For unscrolling, Dr. Hannush suggests surgeons investigate the variety of techniques that have been published, including:

• a single-handed insertion of the graft into the anterior chamber. The surgeon then uses a combination of tapping on the central cornea, sweeping an instrument across the host cornea over the graft, or injecting fluid in different directions to unscroll the graft. A cannula with a pair or more side ports may be inserted into the scroll followed by a little puff of fluid to unscroll the graft;

• a pull-through technique, where the graft is placed in a modified DSAEK injector cartridge then pulled into the anterior chamber with a forceps; and

• using a microscope-mounted OCT to view the graft inside the anterior chamber and make sure it’s in the correct orientation with the endothelial side toward the anterior chamber.

“One personal preference of mine is to suture the main incision with DMEK,” says Dr. Houser. “I find it easier to unscroll the graft when I have an extra incision through which to inject or release BSS from the anterior chamber.”


The Next Frontier

Just as DSAEK and DMEK revolutionized cornea transplantation two decades ago, the next phase of innovation is already underway.

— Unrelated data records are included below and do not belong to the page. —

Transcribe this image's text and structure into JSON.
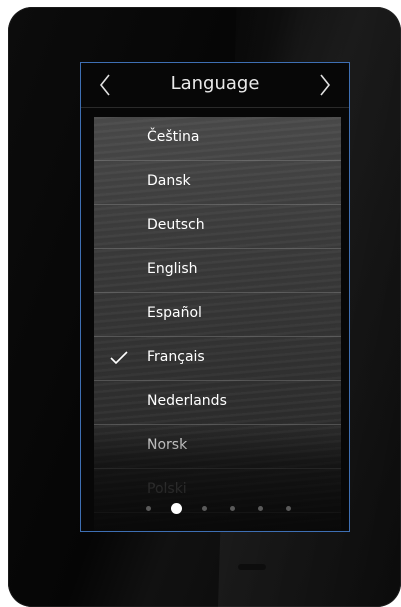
{
  "header": {
    "title": "Language",
    "prev_icon": "chevron-left-icon",
    "next_icon": "chevron-right-icon"
  },
  "languages": [
    {
      "label": "Čeština",
      "selected": false
    },
    {
      "label": "Dansk",
      "selected": false
    },
    {
      "label": "Deutsch",
      "selected": false
    },
    {
      "label": "English",
      "selected": false
    },
    {
      "label": "Español",
      "selected": false
    },
    {
      "label": "Français",
      "selected": true
    },
    {
      "label": "Nederlands",
      "selected": false
    },
    {
      "label": "Norsk",
      "selected": false
    },
    {
      "label": "Polski",
      "selected": false
    }
  ],
  "selected_icon": "checkmark-icon",
  "pagination": {
    "count": 6,
    "active_index": 1
  },
  "colors": {
    "screen_border": "#3e6fb3",
    "text": "#ffffff",
    "dot_active": "#ffffff",
    "dot_inactive": "#5a5a5a"
  }
}
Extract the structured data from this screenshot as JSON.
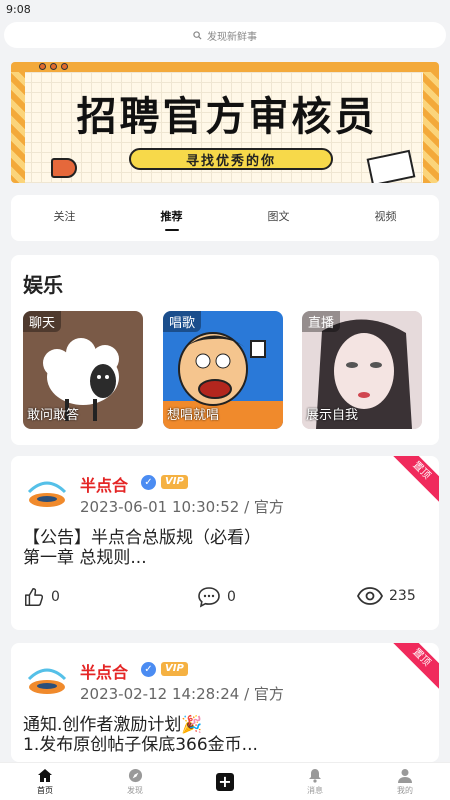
{
  "status": {
    "time": "9:08"
  },
  "search": {
    "placeholder": "发现新鲜事"
  },
  "banner": {
    "title": "招聘官方审核员",
    "subtitle": "寻找优秀的你"
  },
  "tabs": [
    {
      "label": "关注",
      "active": false
    },
    {
      "label": "推荐",
      "active": true
    },
    {
      "label": "图文",
      "active": false
    },
    {
      "label": "视频",
      "active": false
    }
  ],
  "entertainment": {
    "title": "娱乐",
    "cards": [
      {
        "tag": "聊天",
        "caption": "敢问敢答"
      },
      {
        "tag": "唱歌",
        "caption": "想唱就唱"
      },
      {
        "tag": "直播",
        "caption": "展示自我"
      }
    ]
  },
  "posts": [
    {
      "ribbon": "置顶",
      "author": "半点合",
      "verified": "✓",
      "vip": "VIP",
      "meta": "2023-06-01 10:30:52 / 官方",
      "content": "【公告】半点合总版规（必看）\n第一章 总规则...",
      "likes": "0",
      "comments": "0",
      "views": "235"
    },
    {
      "ribbon": "置顶",
      "author": "半点合",
      "verified": "✓",
      "vip": "VIP",
      "meta": "2023-02-12 14:28:24 / 官方",
      "content": "通知.创作者激励计划🎉\n1.发布原创帖子保底366金币..."
    }
  ],
  "bottom_nav": [
    {
      "label": "首页",
      "icon": "home-icon",
      "active": true
    },
    {
      "label": "发现",
      "icon": "compass-icon",
      "active": false
    },
    {
      "label": "+",
      "icon": "plus-icon",
      "active": false
    },
    {
      "label": "消息",
      "icon": "bell-icon",
      "active": false
    },
    {
      "label": "我的",
      "icon": "user-icon",
      "active": false
    }
  ],
  "colors": {
    "accent": "#e42525",
    "ribbon": "#f02a5c",
    "vip": "#f5b142",
    "verified": "#4b8cf2"
  }
}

“Allogenic endothelial cell therapy is the next frontier in corneal endothelial replacement,” says Dr. Hannush. “Based on the work of Professor Shigeru Kinoshita in Japan, mature corneal endothelial cells from a healthy donor may be cultivated in vitro then injected intracamerally into the eye of a recipient with endothelial dysfunction. This leads to clearing of the cornea and restoration of vision. The excitement surrounding this technology is that one donor cornea may provide healthy, differentiated endothelial cells for 100 or more recipients, eliminating the worldwide shortage of donor tissue for transplantation.”

“Human trials have started in the U.S. recently, and data from the initial work in Japan is very exciting,” adds Dr. Houser. “There are a lot of patients with severe glaucoma or other ocular comorbidities who aren’t great candidates for endothelial keratoplasty due to risk of pressure increase or who’ve already undergone several surgeries and one more may be a higher risk. The availability of an injection of cells that wouldn’t require significant pressurization of the eye would be very beneficial for these patients. DMEK has been such a big improvement over DSAEK, and I’m excited for our next advancement."

Dr. Hannush has no related disclosures. Dr. Houser reports a relationship with Rayner. Dr. Terry has no financial interests.


1. Terry MA, Shamie N, Chen ES, Phillips PM, Shah AK, Hoar KL, Friend DJ. Endothelial keratoplasty for Fuchs’ dystrophy with cataract: Complications and clinical results with the new triple procedure. Ophthalmology 2009;116:4:631-9.

2. Eisenbeisz HC, Bleeker AR, Terveen DC, Berdahl JP. Descemet membrane endothelial keratoplasty and light adjustable lens triple procedure. Am J Ophthalmol Case Rep 2021;25:22:101061.